The Public Is Expected to Stay Away from Foreign Policy
The involvement of the people in the State's geopolitical plans is kept to a minimum.
People are generally quite ignorant about foreign policy because they have not bothered to educate themselves, whether formally or informally, in international relations, in diplomacy and in history. This is not a criticism, it is simply an observation. And it is not surprising because people generally do not see the connection between the State’s foreign policy and their own lives.
There is no incentive for people, busy living their lives, to study these subjects, unless the consequences of foreign policy start to impact their daily lives. But in the West, this has not been the case since 1945.
Further, since the public is often successfully hoodwinked into accepting the State’s foreign policy agenda, there is therefore usually little pressure on the government to communicate and explain much of it to the public.

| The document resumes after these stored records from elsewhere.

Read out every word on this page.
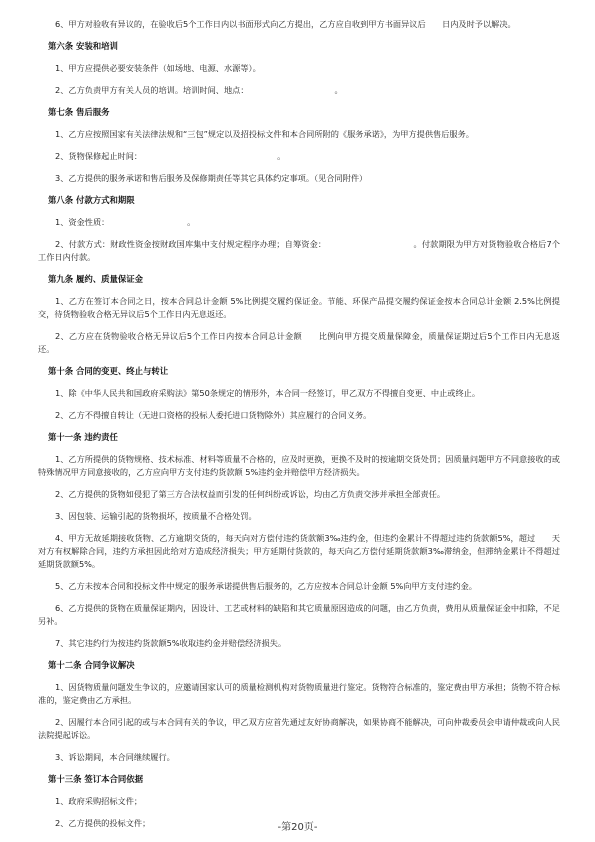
6、甲方对验收有异议的，在验收后5个工作日内以书面形式向乙方提出，乙方应自收到甲方书面异议后　　日内及时予以解决。

第六条 安装和培训

1、甲方应提供必要安装条件（如场地、电源、水源等）。

2、乙方负责甲方有关人员的培训。培训时间、地点：　　　　　　　　　　　。

第七条 售后服务

1、乙方应按照国家有关法律法规和“三包”规定以及招投标文件和本合同所附的《服务承诺》，为甲方提供售后服务。

2、货物保修起止时间：　　　　　　　　　　　　　　　　　。

3、乙方提供的服务承诺和售后服务及保修期责任等其它具体约定事项。（见合同附件）

第八条 付款方式和期限

1、资金性质：　　　　　　　　　　。

2、付款方式：财政性资金按财政国库集中支付规定程序办理；自筹资金：　　　　　　　　　　　。付款期限为甲方对货物验收合格后7个工作日内付款。

第九条 履约、质量保证金

1、乙方在签订本合同之日，按本合同总计金额 5%比例提交履约保证金。节能、环保产品提交履约保证金按本合同总计金额 2.5%比例提交，待货物验收合格无异议后5个工作日内无息返还。

2、乙方应在货物验收合格无异议后5个工作日内按本合同总计金额　　比例向甲方提交质量保障金，质量保证期过后5个工作日内无息返还。

第十条 合同的变更、终止与转让

1、除《中华人民共和国政府采购法》第50条规定的情形外，本合同一经签订，甲乙双方不得擅自变更、中止或终止。

2、乙方不得擅自转让（无进口资格的投标人委托进口货物除外）其应履行的合同义务。

第十一条 违约责任

1、乙方所提供的货物规格、技术标准、材料等质量不合格的，应及时更换，更换不及时的按逾期交货处罚；因质量问题甲方不同意接收的或特殊情况甲方同意接收的，乙方应向甲方支付违约货款额 5%违约金并赔偿甲方经济损失。

2、乙方提供的货物如侵犯了第三方合法权益而引发的任何纠纷或诉讼，均由乙方负责交涉并承担全部责任。

3、因包装、运输引起的货物损坏，按质量不合格处罚。

4、甲方无故延期接收货物、乙方逾期交货的，每天向对方偿付违约货款额3‰违约金，但违约金累计不得超过违约货款额5%，超过　　天对方有权解除合同，违约方承担因此给对方造成经济损失；甲方延期付货款的，每天向乙方偿付延期货款额3‰滞纳金，但滞纳金累计不得超过延期货款额5%。

5、乙方未按本合同和投标文件中规定的服务承诺提供售后服务的，乙方应按本合同总计金额 5%向甲方支付违约金。

6、乙方提供的货物在质量保证期内，因设计、工艺或材料的缺陷和其它质量原因造成的问题，由乙方负责，费用从质量保证金中扣除，不足另补。

7、其它违约行为按违约货款额5%收取违约金并赔偿经济损失。

第十二条 合同争议解决

1、因货物质量问题发生争议的，应邀请国家认可的质量检测机构对货物质量进行鉴定。货物符合标准的，鉴定费由甲方承担；货物不符合标准的，鉴定费由乙方承担。

2、因履行本合同引起的或与本合同有关的争议，甲乙双方应首先通过友好协商解决，如果协商不能解决，可向仲裁委员会申请仲裁或向人民法院提起诉讼。

3、诉讼期间，本合同继续履行。

第十三条 签订本合同依据

1、政府采购招标文件；

2、乙方提供的投标文件；	-第20页-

For example, the military conflicts initiated by the Western nation-states in the last decades generated very little debate among the public or disclosure from governments, despite their reputation as open societies. Information, often scanty at that, often came after the fact, and this seemed acceptable to most people. Examples of this are NATO's attack on Libya, and France's incursions into Mali and Central African Republic.
Indeed, geopolitical discussions are almost always held by politicians and officials behind closed doors, keeping the involvement and consent of the people to a strict minimum. When it is impossible to be completely silent about the realisation of geopolitical interests, the docile mainstream media can be relied up to manage the information flow in the interest of the State.
This is precisely the case with the current on-going conflict in Ukraine, which should be more accurately described as a NATO proxy-war against Russia, fought through the courageous but gullible Ukrainian people.
The role of the mainstream media is also important in making sure the “right” geopolitical language is maintained in the public discourse. It is generally difficult to find any serious and objective geopolitical analyses in the mainstream media. Such analyses are available, but mostly by independent experts and on alternative media websites such as The Grayzone, Consortium News, Globalresearch.ca, Strategic Culture Foundation, The Duran, and others.
Of course, the emergence of the Internet has weakened the effect of main stream media control of the public. This is the reason the internet is perceived by the political and military establishment as a growing threat. When John Kerry was Secretary of State, he once made the admission that "this little thing called the Internet ... makes it much harder to govern." This is why many attempts to monitor and control it, technically and legally, are being undertaken by governments in a number of countries, as recent disclosures have shown, like the ones from Edward Snowden, Glenn Greenwald, Matt Taibbi, and Wikileaks.
Before the existence of the Internet, the only way for the layman to really learn about the geopolitical interests of his nation-state and what his government was doing to (try to) realise them, was to read specialised foreign policy papers that most people hardly knew existed (and if they did, they did not have easy access to them).
To the state’s annoyance, sometimes it is impossible to keep the public in a fog. Sometimes the people anyway opposes the realisation by the State of certain geopolitical interests. For instance, during the Vietnam war and before the Iraq War in 2003, public opposition in the USA to the official foreign policy of Washington DC became very strong, but in the former this only started many years after the beginning US involvement, and in the latter it didn’t prevent the attack from taking place.
Indeed, when opposition become strong and united across the political spectrum and across population strata as happened in those two cases, the State then usually tries to realise its objective anyway, by simply ignoring public opinion and relying on clever and misleading communication.
This has often worked reasonably well, not least since public opposition and public attention are usually only temporary; in the long term, it is often possible for the government to count on a high level of indifference among the people on question of geopolitics and foreign policy. Again, this public indifference is not particularly surprising, since geopolitical interests are not shared by the people.